My body is a like a laboratory for me. Practice is like having a flashlight to explore the dark (and sometimes scary) places. The more we practice, the more our eyes get used to the dark. The challenge is simply to switch the flashlight on. Practicing piano, learning a language, becoming proficient in the kitchen or in front of an easel with a blank canvas or the blank page: it all asks for practice.
This idea of the flashlight reminds me of a trip I took to the summit of Mauna Kea on the Big Island of Hawaii. Haleakalā Observatories, one of the United States’ most important astronomical laboratories, is located on its summit. A rather otherworldly place of subalpine scrubland and black, orange, red, and silver lava flows, this was a landscape where spectacular geological violence was once part of everyday life.
Thirteen distinct telescopes that look like spaceships were poised on Mauna Kea’s snow-covered peak. The largest singular sheet of mirror in the world was there, as was the largest solely devoted infrared telescope and NASA’s telescope once in touch with the Voyager. In the presence of this resplendence and wonder, I thought about the glory and splendor of practice.

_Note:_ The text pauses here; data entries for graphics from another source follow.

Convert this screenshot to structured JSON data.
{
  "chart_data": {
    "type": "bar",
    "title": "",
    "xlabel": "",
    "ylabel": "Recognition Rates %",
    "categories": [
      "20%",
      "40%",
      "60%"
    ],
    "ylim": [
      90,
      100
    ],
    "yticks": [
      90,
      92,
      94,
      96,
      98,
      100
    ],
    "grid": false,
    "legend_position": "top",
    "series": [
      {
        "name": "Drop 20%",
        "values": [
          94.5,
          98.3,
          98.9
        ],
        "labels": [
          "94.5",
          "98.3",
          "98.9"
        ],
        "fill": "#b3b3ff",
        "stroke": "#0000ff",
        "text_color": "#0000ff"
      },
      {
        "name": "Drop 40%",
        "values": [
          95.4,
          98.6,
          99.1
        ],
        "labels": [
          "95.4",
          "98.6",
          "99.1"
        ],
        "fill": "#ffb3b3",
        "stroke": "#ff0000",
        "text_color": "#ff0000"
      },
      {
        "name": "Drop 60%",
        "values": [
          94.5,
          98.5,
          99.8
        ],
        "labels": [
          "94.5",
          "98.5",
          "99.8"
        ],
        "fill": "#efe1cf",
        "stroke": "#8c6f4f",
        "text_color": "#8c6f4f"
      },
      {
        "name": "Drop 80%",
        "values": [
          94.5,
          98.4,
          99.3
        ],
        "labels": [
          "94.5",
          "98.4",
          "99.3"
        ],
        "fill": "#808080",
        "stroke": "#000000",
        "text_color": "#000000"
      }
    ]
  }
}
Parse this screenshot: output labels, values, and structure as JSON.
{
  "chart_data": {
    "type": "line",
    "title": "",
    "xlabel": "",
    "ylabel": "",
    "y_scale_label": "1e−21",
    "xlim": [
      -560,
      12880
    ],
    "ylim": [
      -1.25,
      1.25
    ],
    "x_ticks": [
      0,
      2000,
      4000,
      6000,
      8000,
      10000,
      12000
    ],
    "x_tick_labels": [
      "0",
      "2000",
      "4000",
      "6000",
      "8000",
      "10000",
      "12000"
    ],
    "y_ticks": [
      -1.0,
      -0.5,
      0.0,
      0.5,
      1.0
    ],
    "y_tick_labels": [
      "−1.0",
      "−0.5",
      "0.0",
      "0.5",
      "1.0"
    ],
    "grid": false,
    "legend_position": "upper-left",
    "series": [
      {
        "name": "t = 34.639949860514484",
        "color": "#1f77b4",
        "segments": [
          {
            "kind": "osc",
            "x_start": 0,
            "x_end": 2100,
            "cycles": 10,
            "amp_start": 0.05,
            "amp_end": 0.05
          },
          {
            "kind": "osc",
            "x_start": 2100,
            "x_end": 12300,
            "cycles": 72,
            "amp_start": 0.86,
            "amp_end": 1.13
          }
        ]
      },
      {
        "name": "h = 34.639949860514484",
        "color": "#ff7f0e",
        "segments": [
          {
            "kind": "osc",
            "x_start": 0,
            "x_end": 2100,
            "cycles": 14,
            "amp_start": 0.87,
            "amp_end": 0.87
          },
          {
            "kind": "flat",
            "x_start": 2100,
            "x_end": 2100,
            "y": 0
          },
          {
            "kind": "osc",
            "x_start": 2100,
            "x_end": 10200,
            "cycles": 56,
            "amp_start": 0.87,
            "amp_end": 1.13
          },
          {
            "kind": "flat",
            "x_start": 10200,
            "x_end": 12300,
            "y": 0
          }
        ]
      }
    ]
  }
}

Just as the massive telescopes with their immense power open gradually and incrementally as the sun sets and the dark presents itself, practice works the same way: the greater the opening, the greater the space, the more we can see “in the dark.”
In practice, as we explore the darkness, we also connect to the mysteries of life. There is so much more to being a human being than we realize. When we penetrate inwardly, we make a connection to the divine. We meet our true selves.
We develop our rhythms and skills by **repetition**. Once engaged, just about anything that we practice with focused attention increases our intelligence and sensitivity.
Start small. An hour of swimming or writing or yoga or piano practice, verb conjugation, meditation is a crash diet. A small “stone” is ten minutes twice a week; you won’t crash or have a backache (frustration), but you will have a practice. Each stone you lay becomes part of the path.
Ultimately, what I learn from practice is that it does not make perfect and that I cannot control anything except what I put in my mouth, literally and figuratively. Yet practice gets inside like the most delicious food. Practice itself is delicious.